Went Warley yesterday and had an enjoyable day......but same old problem stood looking at some layouts for five minutes and nothing moved. Some one made a very apt remark of one layout as he walked away "must be a static display". Some really excellent layouts, there was a Scottish 7mm modern image (well almost) not a period that I have any real interest in but seeing this I could be tempted! really nice stock including dmu's and a voyager. I could have watched it all day, did anyone take any photos?
I wanted to be impressed with Aberggeegg!, superb models but nothing moved for over 15mins, the crew more intent on sharing some internal joke focused on mimicking some person in a funny voice, not impressed to be honest.

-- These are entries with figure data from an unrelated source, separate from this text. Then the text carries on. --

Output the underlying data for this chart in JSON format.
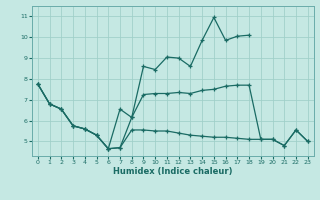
{
  "xlabel": "Humidex (Indice chaleur)",
  "bg_color": "#c5e8e3",
  "grid_color": "#9ecfc8",
  "line_color": "#1a6b64",
  "xlim": [
    -0.5,
    23.5
  ],
  "ylim": [
    4.3,
    11.5
  ],
  "xticks": [
    0,
    1,
    2,
    3,
    4,
    5,
    6,
    7,
    8,
    9,
    10,
    11,
    12,
    13,
    14,
    15,
    16,
    17,
    18,
    19,
    20,
    21,
    22,
    23
  ],
  "yticks": [
    5,
    6,
    7,
    8,
    9,
    10,
    11
  ],
  "line1_x": [
    0,
    1,
    2,
    3,
    4,
    5,
    6,
    7,
    8,
    9,
    10,
    11,
    12,
    13,
    14,
    15,
    16,
    17,
    18
  ],
  "line1_y": [
    7.75,
    6.8,
    6.55,
    5.75,
    5.6,
    5.3,
    4.65,
    4.7,
    6.15,
    8.6,
    8.45,
    9.05,
    9.0,
    8.6,
    9.85,
    10.95,
    9.85,
    10.05,
    10.1
  ],
  "line2_x": [
    0,
    1,
    2,
    3,
    4,
    5,
    6,
    7,
    8,
    9,
    10,
    11,
    12,
    13,
    14,
    15,
    16,
    17,
    18,
    19,
    20,
    21,
    22,
    23
  ],
  "line2_y": [
    7.75,
    6.8,
    6.55,
    5.75,
    5.6,
    5.3,
    4.65,
    6.55,
    6.15,
    7.25,
    7.3,
    7.3,
    7.35,
    7.3,
    7.45,
    7.5,
    7.65,
    7.7,
    7.7,
    5.1,
    5.1,
    4.8,
    5.55,
    5.0
  ],
  "line3_x": [
    0,
    1,
    2,
    3,
    4,
    5,
    6,
    7,
    8,
    9,
    10,
    11,
    12,
    13,
    14,
    15,
    16,
    17,
    18,
    19,
    20,
    21,
    22,
    23
  ],
  "line3_y": [
    7.75,
    6.8,
    6.55,
    5.75,
    5.6,
    5.3,
    4.65,
    4.7,
    5.55,
    5.55,
    5.5,
    5.5,
    5.4,
    5.3,
    5.25,
    5.2,
    5.2,
    5.15,
    5.1,
    5.1,
    5.1,
    4.8,
    5.55,
    5.0
  ]
}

Don't get me wrong, humour is great and a little banter here and there is fine, so long as its short lived and there's trains to watch, clearly they were having fun, sadly none of the paying punters were, I and several others walked away in despair.
I'm sure it runs to a prototypical timetable but in fairness if I wanted to sit line side and watch no trains for hours I'd do it outside in the fresh air and not constantly be banging elbows with people, a superb layout spoilt by no or little movement.
The other underwhelming one was the gauge 3 branch terminus, again excellent modelling but little movement, for goodness sake just make something up!, however the biggest spoiler was the locos, actually loco, only ever saw one move!, excellent models and looked like they were track fed and the slow speed was so jerky I thought it more akin to Hornby from the 80s, given the recent thread on battery power, here clearly was a very visible exercise in how not to power large locos, very disappointed in seeing such large well detailed locos perform worse than much smaller stock.
Conversely the oo-9 cliff layout nearly always had something running and being single track with a passing loop station clearly wasn't running to a prototypical time table and as such kept a lot of people glued to the stand for some considerable time.
The other impressive layout was Liverpool Lime Street, but again some operational issues, you couldn't get close enough as the operators were sat in front of large panels at the front of the layout. Being 4mm you were a good ten 6-10' away which makes 4mm look a tad small, I admire the panels, all fully automated and track routed and very impressive to watch as was the remote controlled traverser/ selector plate, but I wanted to see the layout. It was so far away with people in front and a very narrow viewing area (high layout with lower top fascia) I was left feeling like I was looking at something through a letter box.
A fundamental problem with Lime Street is that most if not all is in a cutting, they did leave the side wall off the approach tracks which was very impressive but included the sloped walls from the station throat down to the end stops so one only really either saw the station roof for 1/3rd or the station buffers and concourse for the other 1/3rd, scenically excellent beyond words but for punters to watch, very restricted.
I'll stop there before I offend any one else LOL, but these were my impressions and I'm sure differ from a great many others, once I'd been around a few times I started to look at which layouts had/ held the biggest crowds and that was as insightful as anything I achieved yesterday. Anything roundy roundy always had good crowds, large depot layouts with stuff always moving were popular too, the larger 7mm depot layout was always rammed, I over heard a couple of guys say they would come back later when it had died down, to which another turned and said. you'll be lucky, I've been here 10mins trying to get a look in.